Wenn wir beide abends zu Hause waren, machten wir es uns auf dem Sofa gemütlich. Maxi kuschelte sich in eine Decke, ich setzte mich zu ihr, sie hielt mir ‚Die Abenteuer des Tom Sawyer‘ unter die Nase, die sie beim Auspacken meiner Bücherkiste entdeckt hatte. „Lies mir was vor!“
„Tom – keine Antwort. Tom! – Tiefes Schweigen. Möchte wissen, wo der Bengel wieder steckt! To–om!“ Die Stelle wurde bei uns zum geflügelten Wort; wenn ich Maxi im Stall oder sonst wo suchte oder sie mich, riefen wir zum Spaß ‚Tom!‘ Und wenn sie oder ich nicht gleich auftauchten, fügten wir hinzu: ‚Tiefes Schweigen’, was uns regelmäßig zum Lachen brachte. An diesen Abenden verwandelte sich Maxi in das kleine Mädchen, das sie bei ihrer Mutter nie hatte sein dürfen.

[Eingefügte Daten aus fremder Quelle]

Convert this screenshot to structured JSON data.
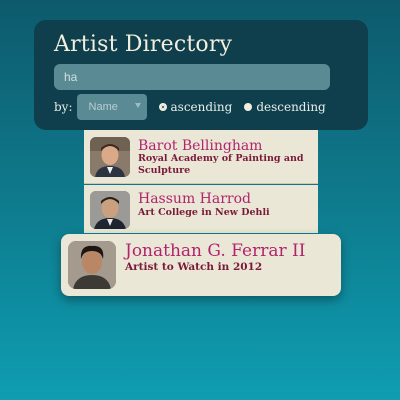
{
  "directory": {
    "title": "Artist Directory",
    "search": {
      "value": "ha",
      "placeholder": ""
    },
    "sort": {
      "by_label": "by:",
      "field_selected": "Name",
      "ascending_label": "ascending",
      "descending_label": "descending",
      "order_selected": "ascending"
    }
  },
  "results": [
    {
      "name": "Barot Bellingham",
      "subtitle": "Royal Academy of Painting and Sculpture"
    },
    {
      "name": "Hassum Harrod",
      "subtitle": "Art College in New Dehli"
    },
    {
      "name": "Jonathan G. Ferrar II",
      "subtitle": "Artist to Watch in 2012"
    }
  ],
  "colors": {
    "panel": "#0f3f4d",
    "card": "#ebe7d6",
    "name": "#b0246e",
    "subtitle": "#7a1a3a"
  }
}
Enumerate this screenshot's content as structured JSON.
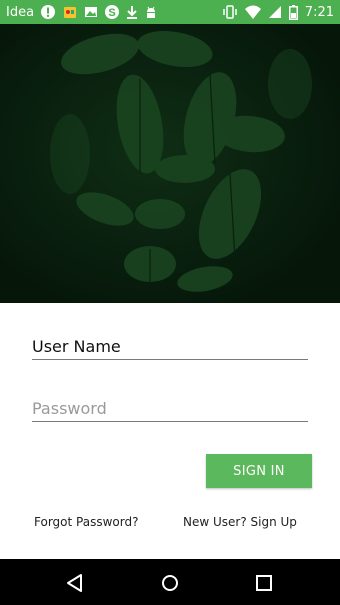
{
  "status_bar": {
    "carrier": "Idea",
    "time": "7:21",
    "icons": [
      "alert-icon",
      "game-icon",
      "gallery-icon",
      "skype-icon",
      "download-icon",
      "android-icon",
      "vibrate-icon",
      "wifi-icon",
      "signal-icon",
      "battery-icon"
    ],
    "color": "#4caf50"
  },
  "hero": {
    "image": "dark-green-leaves"
  },
  "login": {
    "username_value": "User Name",
    "password_placeholder": "Password",
    "sign_in_label": "SIGN IN",
    "forgot_password_label": "Forgot Password?",
    "sign_up_label": "New User? Sign Up",
    "accent_color": "#5cb85c"
  },
  "nav_bar": {
    "icons": [
      "back-icon",
      "home-icon",
      "recents-icon"
    ]
  }
}
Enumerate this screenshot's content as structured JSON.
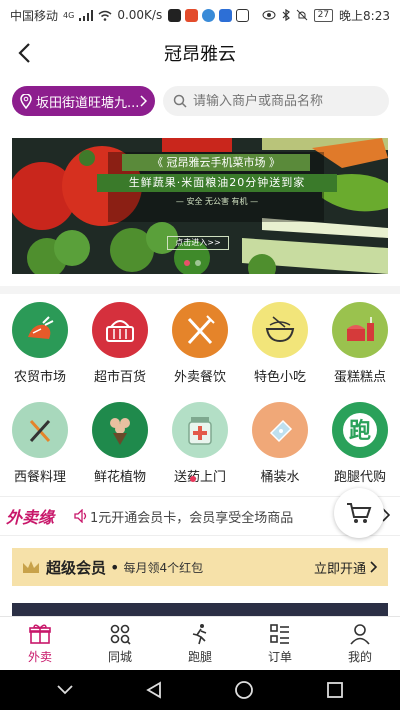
{
  "statusbar": {
    "carrier": "中国移动",
    "network": "4G",
    "speed": "0.00K/s",
    "battery": "27",
    "time": "晚上8:23"
  },
  "header": {
    "title": "冠昂雅云"
  },
  "location": {
    "label": "坂田街道旺塘九..."
  },
  "search": {
    "placeholder": "请输入商户或商品名称"
  },
  "banner": {
    "heading": "《 冠昂雅云手机菜市场 》",
    "tagline": "生鲜蔬果·米面粮油20分钟送到家",
    "badges": "— 安全 无公害 有机 —",
    "cta": "点击进入>>",
    "active_slide": 1,
    "slide_count": 2
  },
  "categories": [
    {
      "label": "农贸市场",
      "icon": "produce-icon",
      "color": "#2b9a57"
    },
    {
      "label": "超市百货",
      "icon": "basket-icon",
      "color": "#d5303d"
    },
    {
      "label": "外卖餐饮",
      "icon": "fork-knife-icon",
      "color": "#e5842a"
    },
    {
      "label": "特色小吃",
      "icon": "noodle-bowl-icon",
      "color": "#f2e57a"
    },
    {
      "label": "蛋糕糕点",
      "icon": "cake-icon",
      "color": "#9ac24e"
    },
    {
      "label": "西餐料理",
      "icon": "western-food-icon",
      "color": "#a8d8bc"
    },
    {
      "label": "鲜花植物",
      "icon": "flower-icon",
      "color": "#1f8a4c"
    },
    {
      "label": "送药上门",
      "icon": "medicine-icon",
      "color": "#b3dfc6"
    },
    {
      "label": "桶装水",
      "icon": "water-icon",
      "color": "#f0a878"
    },
    {
      "label": "跑腿代购",
      "icon": "errand-icon",
      "color": "#2aa15a"
    }
  ],
  "notice": {
    "brand": "外卖缘",
    "text": "1元开通会员卡，会员享受全场商品"
  },
  "vip": {
    "title": "超级会员",
    "subtitle": "每月领4个红包",
    "action": "立即开通"
  },
  "tabs": [
    {
      "label": "外卖",
      "icon": "gift-icon",
      "active": true
    },
    {
      "label": "同城",
      "icon": "grid-icon",
      "active": false
    },
    {
      "label": "跑腿",
      "icon": "runner-icon",
      "active": false
    },
    {
      "label": "订单",
      "icon": "order-list-icon",
      "active": false
    },
    {
      "label": "我的",
      "icon": "person-icon",
      "active": false
    }
  ],
  "colors": {
    "accent": "#c8176a",
    "location_pill": "#8d1e8e",
    "vip_background": "#f6e1a9"
  }
}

Dass sie nicht wirklich zufrieden war und ihr der tägliche Umgang mit Alles Paletti fehlte, konnte ich gut verstehen. Immer öfter erzählte sie mir, was sie nach ihrem 16. Geburtstag alles machen wollte. Erst einmal fieberte sie ihrem 14. Geburtstag entgegen. Dann wären es nur noch zwei Jahre bis 16 und dann finge das an, was sie das ‚richtige Leben‘ nannte. Sie hatte sich über ihre neuen Rechte informiert und wollte spätestens einen Tag nach ihrem Geburtstag nach Amerika fliegen um auf einer Working Ranch zu arbeiten, den ganzen Tag im Sattel sitzen und den Cowboys helfen. Abgesehen davon kam sie jede Woche mit neuen Ideen, die immer abenteuerlicher wurden. Das letzte Mal hatte sie auf einem Rettungsschiff im Mittelmeer anheuern und Ertrinkende aus dem Meer fischen wollen. Und davor hatte sie sich auf einer Alm in den Schweizer Bergen zusammen mit den Tieren einschneien lassen wollen. Oder sie wollte sich einer radikalen Tierschutzgruppe anschließen, die eingepferchte Schweine befreite. Maxi liebte Geschichten, da waren wir uns ähnlich.